Pastor Pringsheim’s sermon went on, turning the knife in the wound that death had made: he caused each person present to remember his own dead, he knew how to make tears flow where none would have flowed of themselves—and for this the weeping ones were grateful to him. When he mentioned the Jerusalem evenings, all the old friends of the dead began to sob—excepting Madame Kethelsen, who did not hear a word he said, but stared straight before her with the remote air of the deaf, and the Gerhardt sisters, the descendants of Paul, who stood hand in hand in a corner, their eyes glowing. They were glad for the death of their friend, and could have envied her but that envy and unkindness were foreign to their natures.

Poor Mademoiselle Weichbrodt blew her nose all the time, with a short, emphatic sound. The Misses Buddenbrook did not weep. It was not their habit. Their bearing, less angular than usual, expressed a mild satisfaction with the impartial justice of death.

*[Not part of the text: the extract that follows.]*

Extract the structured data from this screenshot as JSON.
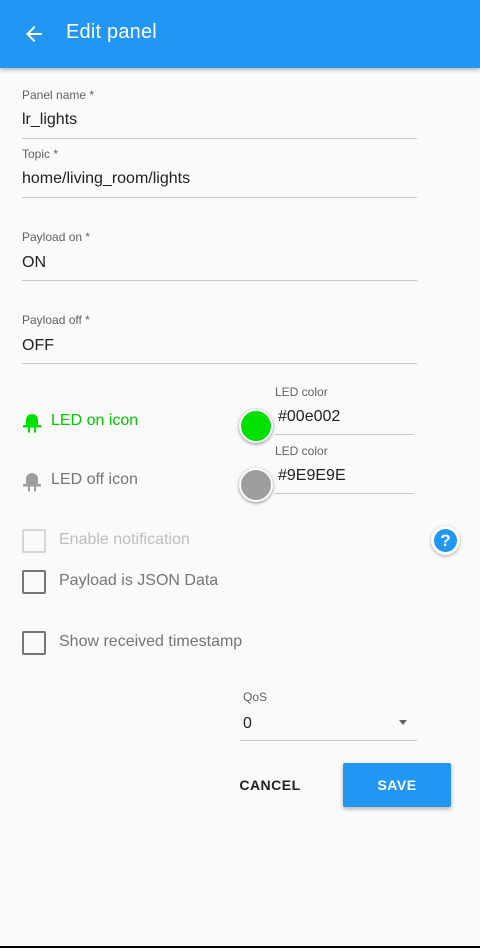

Pastor Pringsheim’s last “amen” resounded, and the four bearers, in their black three-cornered hats, their black cloaks billowing out behind them with the swiftness of their advance, came softly in and put their hands upon the coffin. They were four lackeys, known to everybody, who were engaged to hand the heavy dishes at every large dinner in the best circles, and who drank Möllendorpf’s claret out of the carafes, between the courses. But, also, they were indispensable at every funeral of the first or second class, being of large experience in this kind of work. They knew that the harshness of this moment, when the coffin was laid hold upon by strange hands and borne away from the survivors, must be ameliorated by tact and swiftness. Their movements were quick, agile, and noiseless; hardly had any one time to be sensible of the pain of the situation, before they had lifted the burden from the bier to their shoulders, and the flower-covered casket swayed away smoothly and with decorum through the pillared hall.

The ladies pressed tenderly about Frau Permaneder and her daughter to offer their sympathy. They took her hand and murmured, with drooping eyes, precisely no more and no less than what on such occasions must be murmured; while the gentlemen made ready to go down to the carriages.

Then came, in a long, black procession, the slow drive through the grey, misty streets out through the Burg Thor, along the leafless avenue in a cold driving rain, to the cemetery, where the funeral march sounded behind half-bare shrubbery on the edge of the little grove, and the great sandstone cross marked the Buddenbrook family lot. The stone lid of the grave, carven with the family arms, lay close to the black hole framed in dripping greens.

A place had been prepared down below for the new-comer. In the last few days, the Senator had supervised the work of pushing aside the remains of a few early Buddenbrooks. The music sounded, the coffin swayed on the ropes above the open depth of masonry; with a gentle commotion it glided down. Pastor Pringsheim, who had put on pulse-warmers, began to speak afresh, his voice ringing fervid and emotional above the open grave. He bent over the grave and spoke to the dead, calling her by her full name, and blessed her with the sign of the cross. His voice ceased; all the gentlemen held their top-hats in front of their faces with their black-gloved hands; and the sun came out a little. It had stopped raining, and into the sound of the single drops that fell from the trees and bushes there broke now and then the short, fine, questioning twitter of a bird.

All the gentlemen turned a moment to press the hands of the sons and brother of the dead once more.

Thomas Buddenbrook, as the others filed by, stood between his brother Christian and his uncle Justus. His thick dark woollen overcoat was dewed with fine silver drops. He had begun of late to grow a little stout, the single sign of age in his carefully preserved exterior, and his cheeks, behind the pointed protruding ends of his moustaches, looked rounder than they used; but it was a pale and sallow roundness, without blood or life. He held each man’s hand a moment in his own, and his slightly reddened eyes looked them all, with weary politeness, in the face.